Bandwidth, where art thou?

According to Netflix, for an Ultra HD streaming experience, your Internet connection must have a speed of 25 Mbps or higher. However, according to Akamai, the average Internet speed in the US is only approximately 11 Mbps. Effectively, this prohibits live streaming on any typical mobile VR device which to achieve the quality and resolution needed may need 25 Mbps minimum.

Most certainly the improvements in graphic processing and hardware will continue to drive forward the realism of the immersive VR content, as the ability to render an image quickly becomes easier and cheaper. Just recently, Netflix jumped on the bandwagon and became the first of many streaming media apps to launch on Oculus’ virtual reality app store. As soon as all the VR display devices are able to integrate with these higher resolution screens, we will see another step change in the quality and realism of virtual environments. But will the available bandwidth be sufficient, is a very real question. 

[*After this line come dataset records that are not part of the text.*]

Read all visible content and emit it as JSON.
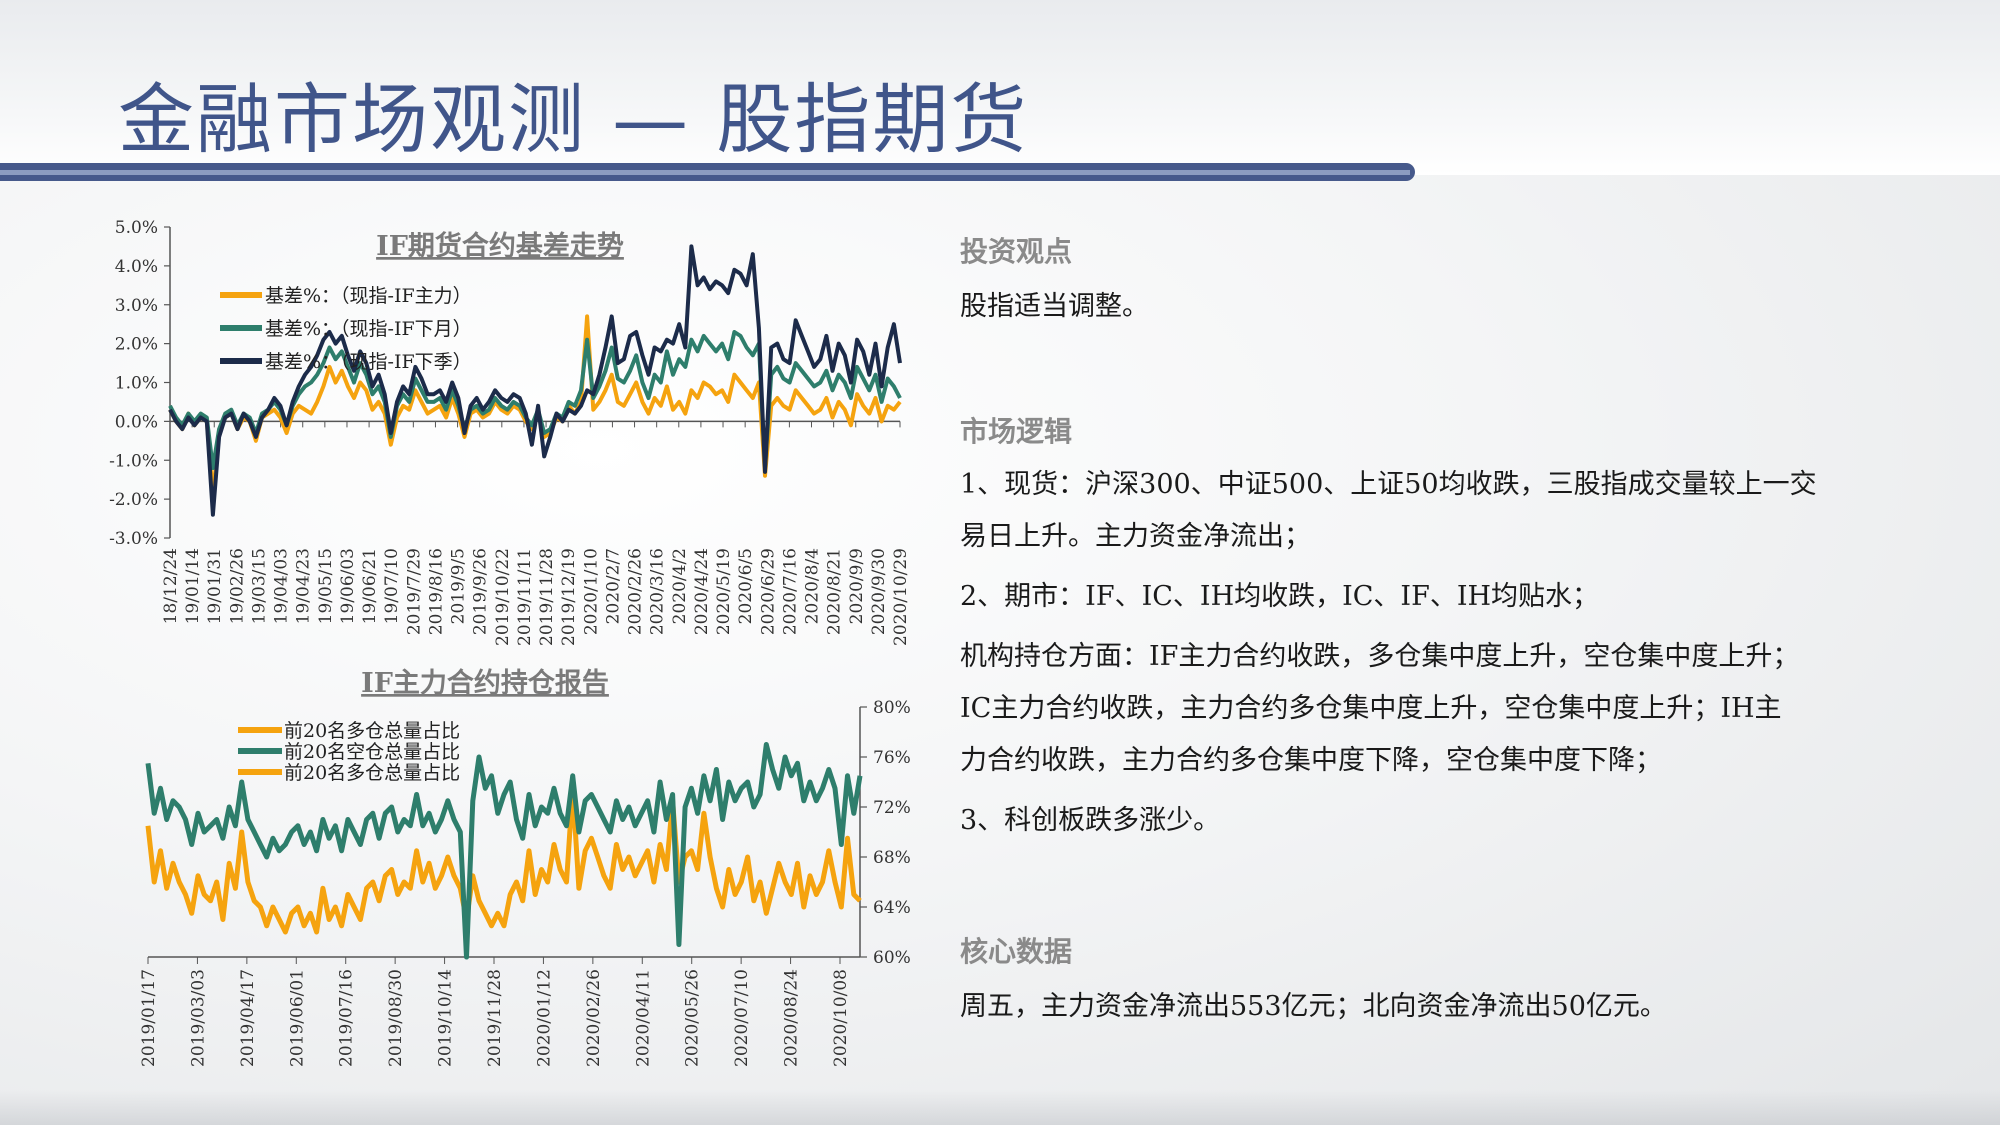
{
  "slide": {
    "title": "金融市场观测 — 股指期货"
  },
  "right": {
    "sections": [
      {
        "heading": "投资观点",
        "lines": [
          "股指适当调整。"
        ]
      },
      {
        "heading": "市场逻辑",
        "lines": [
          "1、现货：沪深300、中证500、上证50均收跌，三股指成交量较上一交",
          "易日上升。主力资金净流出；",
          "2、期市：IF、IC、IH均收跌，IC、IF、IH均贴水；",
          "机构持仓方面：IF主力合约收跌，多仓集中度上升，空仓集中度上升；",
          "IC主力合约收跌，主力合约多仓集中度上升，空仓集中度上升；IH主",
          "力合约收跌，主力合约多仓集中度下降，空仓集中度下降；",
          "3、科创板跌多涨少。"
        ]
      },
      {
        "heading": "核心数据",
        "lines": [
          "周五，主力资金净流出553亿元；北向资金净流出50亿元。"
        ]
      }
    ]
  },
  "colors": {
    "orange": "#f5a30f",
    "green": "#2e7e6c",
    "navy": "#1c2b4a",
    "title_blue": "#40558a"
  },
  "chart_data": [
    {
      "type": "line",
      "title": "IF期货合约基差走势",
      "y_ticks": [
        "5.0%",
        "4.0%",
        "3.0%",
        "2.0%",
        "1.0%",
        "0.0%",
        "-1.0%",
        "-2.0%",
        "-3.0%"
      ],
      "ylim": [
        -3,
        5
      ],
      "x_ticks": [
        "18/12/24",
        "19/01/14",
        "19/01/31",
        "19/02/26",
        "19/03/15",
        "19/04/03",
        "19/04/23",
        "19/05/15",
        "19/06/03",
        "19/06/21",
        "19/07/10",
        "2019/7/29",
        "2019/8/16",
        "2019/9/5",
        "2019/9/26",
        "2019/10/22",
        "2019/11/11",
        "2019/11/28",
        "2019/12/19",
        "2020/1/10",
        "2020/2/7",
        "2020/2/26",
        "2020/3/16",
        "2020/4/2",
        "2020/4/24",
        "2020/5/19",
        "2020/6/5",
        "2020/6/29",
        "2020/7/16",
        "2020/8/4",
        "2020/8/21",
        "2020/9/9",
        "2020/9/30",
        "2020/10/29"
      ],
      "series": [
        {
          "name": "基差%：（现指-IF主力）",
          "color": "#f5a30f",
          "values": [
            0.3,
            0.0,
            -0.2,
            0.2,
            -0.1,
            0.1,
            0.0,
            -1.9,
            -0.3,
            0.1,
            0.2,
            -0.2,
            0.1,
            0.0,
            -0.5,
            0.1,
            0.2,
            0.3,
            0.1,
            -0.3,
            0.2,
            0.4,
            0.3,
            0.2,
            0.5,
            0.9,
            1.4,
            1.0,
            1.3,
            0.9,
            0.6,
            1.0,
            0.8,
            0.3,
            0.5,
            0.2,
            -0.6,
            0.1,
            0.4,
            0.3,
            0.8,
            0.5,
            0.2,
            0.3,
            0.4,
            0.1,
            0.6,
            0.2,
            -0.4,
            0.2,
            0.3,
            0.1,
            0.2,
            0.5,
            0.3,
            0.2,
            0.4,
            0.3,
            0.0,
            -0.2,
            0.2,
            -0.4,
            -0.3,
            0.1,
            0.0,
            0.4,
            0.2,
            0.5,
            2.7,
            0.3,
            0.5,
            0.8,
            1.2,
            0.5,
            0.4,
            0.7,
            1.0,
            0.5,
            0.2,
            0.6,
            0.4,
            0.9,
            0.3,
            0.5,
            0.2,
            0.8,
            0.6,
            1.0,
            0.9,
            0.7,
            0.8,
            0.5,
            1.2,
            1.0,
            0.8,
            0.6,
            1.0,
            -1.4,
            0.4,
            0.6,
            0.4,
            0.3,
            0.8,
            0.6,
            0.4,
            0.2,
            0.3,
            0.6,
            0.1,
            0.5,
            0.3,
            -0.1,
            0.7,
            0.4,
            0.2,
            0.6,
            0.0,
            0.4,
            0.3,
            0.5
          ]
        },
        {
          "name": "基差%：（现指-IF下月）",
          "color": "#2e7e6c",
          "values": [
            0.4,
            0.1,
            -0.1,
            0.2,
            0.0,
            0.2,
            0.1,
            -1.2,
            -0.2,
            0.2,
            0.3,
            -0.1,
            0.2,
            0.1,
            -0.3,
            0.2,
            0.3,
            0.5,
            0.3,
            -0.1,
            0.4,
            0.7,
            0.9,
            1.0,
            1.2,
            1.5,
            1.9,
            1.6,
            1.8,
            1.4,
            1.0,
            1.5,
            1.2,
            0.7,
            0.9,
            0.5,
            -0.4,
            0.4,
            0.7,
            0.5,
            1.1,
            0.8,
            0.5,
            0.5,
            0.6,
            0.3,
            0.8,
            0.4,
            -0.2,
            0.3,
            0.4,
            0.2,
            0.3,
            0.6,
            0.4,
            0.3,
            0.5,
            0.4,
            0.1,
            -0.1,
            0.3,
            -0.3,
            -0.2,
            0.2,
            0.1,
            0.5,
            0.4,
            0.8,
            2.1,
            0.6,
            0.9,
            1.3,
            1.9,
            1.1,
            1.0,
            1.3,
            1.7,
            1.0,
            0.6,
            1.2,
            1.0,
            1.8,
            1.2,
            1.6,
            1.4,
            2.1,
            1.8,
            2.2,
            2.0,
            1.8,
            2.0,
            1.6,
            2.3,
            2.2,
            1.9,
            1.7,
            2.0,
            -1.2,
            1.2,
            1.4,
            1.1,
            1.0,
            1.5,
            1.3,
            1.1,
            0.9,
            1.0,
            1.3,
            0.8,
            1.2,
            1.0,
            0.6,
            1.4,
            1.1,
            0.8,
            1.2,
            0.5,
            1.1,
            0.9,
            0.6
          ]
        },
        {
          "name": "基差%：（现指-IF下季）",
          "color": "#1c2b4a",
          "values": [
            0.3,
            0.0,
            -0.2,
            0.1,
            -0.1,
            0.1,
            0.0,
            -2.4,
            -0.4,
            0.1,
            0.2,
            -0.2,
            0.2,
            0.0,
            -0.4,
            0.1,
            0.3,
            0.6,
            0.4,
            -0.1,
            0.5,
            0.9,
            1.2,
            1.4,
            1.7,
            2.1,
            2.3,
            2.0,
            2.2,
            1.7,
            1.3,
            1.8,
            1.5,
            0.9,
            1.2,
            0.7,
            -0.3,
            0.5,
            0.9,
            0.7,
            1.4,
            1.1,
            0.7,
            0.7,
            0.8,
            0.5,
            1.0,
            0.6,
            -0.3,
            0.4,
            0.6,
            0.3,
            0.5,
            0.8,
            0.6,
            0.5,
            0.7,
            0.6,
            0.2,
            -0.6,
            0.4,
            -0.9,
            -0.4,
            0.2,
            0.0,
            0.3,
            0.2,
            0.4,
            0.8,
            0.7,
            1.2,
            1.9,
            2.7,
            1.5,
            1.6,
            2.2,
            2.3,
            1.7,
            1.2,
            1.9,
            1.8,
            2.1,
            2.0,
            2.5,
            1.9,
            4.5,
            3.5,
            3.7,
            3.4,
            3.6,
            3.5,
            3.3,
            3.9,
            3.8,
            3.5,
            4.3,
            2.4,
            -1.3,
            1.9,
            2.0,
            1.6,
            1.5,
            2.6,
            2.2,
            1.8,
            1.4,
            1.6,
            2.2,
            1.3,
            2.0,
            1.7,
            1.0,
            2.1,
            1.8,
            1.2,
            2.0,
            0.9,
            1.9,
            2.5,
            1.5
          ]
        }
      ],
      "legend_position": "top-left"
    },
    {
      "type": "line",
      "title": "IF主力合约持仓报告",
      "y_ticks": [
        "80%",
        "76%",
        "72%",
        "68%",
        "64%",
        "60%"
      ],
      "ylim": [
        60,
        80
      ],
      "y_axis_side": "right",
      "x_ticks": [
        "2019/01/17",
        "2019/03/03",
        "2019/04/17",
        "2019/06/01",
        "2019/07/16",
        "2019/08/30",
        "2019/10/14",
        "2019/11/28",
        "2020/01/12",
        "2020/02/26",
        "2020/04/11",
        "2020/05/26",
        "2020/07/10",
        "2020/08/24",
        "2020/10/08"
      ],
      "series": [
        {
          "name": "前20名多仓总量占比",
          "color": "#f5a30f",
          "values": [
            70.5,
            66.0,
            68.5,
            65.5,
            67.5,
            66.0,
            65.0,
            63.5,
            66.5,
            65.0,
            64.5,
            66.0,
            63.0,
            67.5,
            65.5,
            70.0,
            66.0,
            64.5,
            64.0,
            62.5,
            64.0,
            63.0,
            62.0,
            63.5,
            64.0,
            62.5,
            63.5,
            62.0,
            65.5,
            63.0,
            64.0,
            62.5,
            65.0,
            64.0,
            63.0,
            65.5,
            66.0,
            64.5,
            66.5,
            67.0,
            65.0,
            66.0,
            65.5,
            68.5,
            66.0,
            67.5,
            65.5,
            66.5,
            68.0,
            66.5,
            65.5,
            63.0,
            66.5,
            64.5,
            63.5,
            62.5,
            63.5,
            62.5,
            65.0,
            66.0,
            64.5,
            68.5,
            65.0,
            67.0,
            66.0,
            69.0,
            67.0,
            66.0,
            73.5,
            65.5,
            68.5,
            69.5,
            68.0,
            66.5,
            65.5,
            69.0,
            67.0,
            68.0,
            66.5,
            67.5,
            68.5,
            66.0,
            69.0,
            67.0,
            72.5,
            66.0,
            68.0,
            68.5,
            67.0,
            71.5,
            68.0,
            65.5,
            64.0,
            67.0,
            65.0,
            66.0,
            68.0,
            64.5,
            66.0,
            63.5,
            65.5,
            67.5,
            66.0,
            65.0,
            67.5,
            64.0,
            66.5,
            65.0,
            66.0,
            68.5,
            66.0,
            64.0,
            69.5,
            65.0,
            64.5
          ]
        },
        {
          "name": "前20名空仓总量占比",
          "color": "#2e7e6c",
          "values": [
            75.5,
            71.5,
            73.5,
            71.0,
            72.5,
            72.0,
            71.0,
            69.0,
            71.5,
            70.0,
            70.5,
            71.0,
            69.5,
            72.0,
            70.5,
            74.0,
            71.0,
            70.0,
            69.0,
            68.0,
            69.5,
            68.5,
            69.0,
            70.0,
            70.5,
            69.0,
            70.0,
            68.5,
            71.0,
            69.5,
            70.5,
            68.5,
            71.0,
            70.0,
            69.0,
            71.0,
            71.5,
            69.5,
            71.5,
            72.0,
            70.0,
            71.0,
            70.5,
            73.0,
            70.5,
            71.5,
            70.0,
            71.0,
            72.5,
            71.0,
            70.0,
            60.0,
            72.5,
            76.0,
            73.5,
            74.5,
            71.5,
            73.0,
            74.0,
            71.0,
            69.5,
            73.0,
            70.5,
            72.0,
            71.5,
            73.5,
            71.5,
            70.5,
            74.5,
            70.0,
            72.5,
            73.0,
            72.0,
            71.0,
            70.0,
            72.5,
            71.0,
            72.0,
            70.5,
            71.5,
            72.5,
            70.0,
            74.0,
            71.0,
            73.0,
            61.0,
            72.0,
            73.5,
            71.5,
            74.5,
            72.5,
            75.0,
            71.0,
            74.0,
            72.5,
            73.5,
            74.0,
            72.0,
            73.0,
            77.0,
            75.0,
            73.5,
            76.0,
            74.5,
            75.5,
            72.5,
            74.0,
            72.5,
            73.5,
            75.0,
            73.5,
            69.0,
            74.5,
            71.5,
            74.5
          ]
        },
        {
          "name": "前20名多仓总量占比",
          "color": "#f5a30f",
          "values": []
        }
      ],
      "legend_position": "top-left"
    }
  ]
}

To understand the applications for VR, you really have to see it to believe it

A heart-warming campaign from Expedia recently offered children at a research hospital in Memphis Tennessee the opportunity to be taken on a journey of their dreams through immersive, real-time virtual travel – all without getting on a plane:

The National Multiple Sclerosis Society also launched a VR campaign that inventively used the tech to give two people with MS the opportunity to experience their lifelong passions. These are the type of immersive experiences we hope will unlock a better future for mankind. We applaud the massive projects and time spent on developing meaningful VR content and programming such as this.

Frost & Sullivan estimates that $1.5 billion is the forecasted revenue from Pay TV operators delivering VR content by 2020. The adoption of VR in my estimation is only limited by the quality of the user experience, as consumer expectation will no doubt be high.

For VR to really take off, the industry needs to address some of these challenges making VR more accessible and most importantly with unique and meaningful content. But it’s hard to talk about VR without experiencing it. I suggest you try it – you will like it.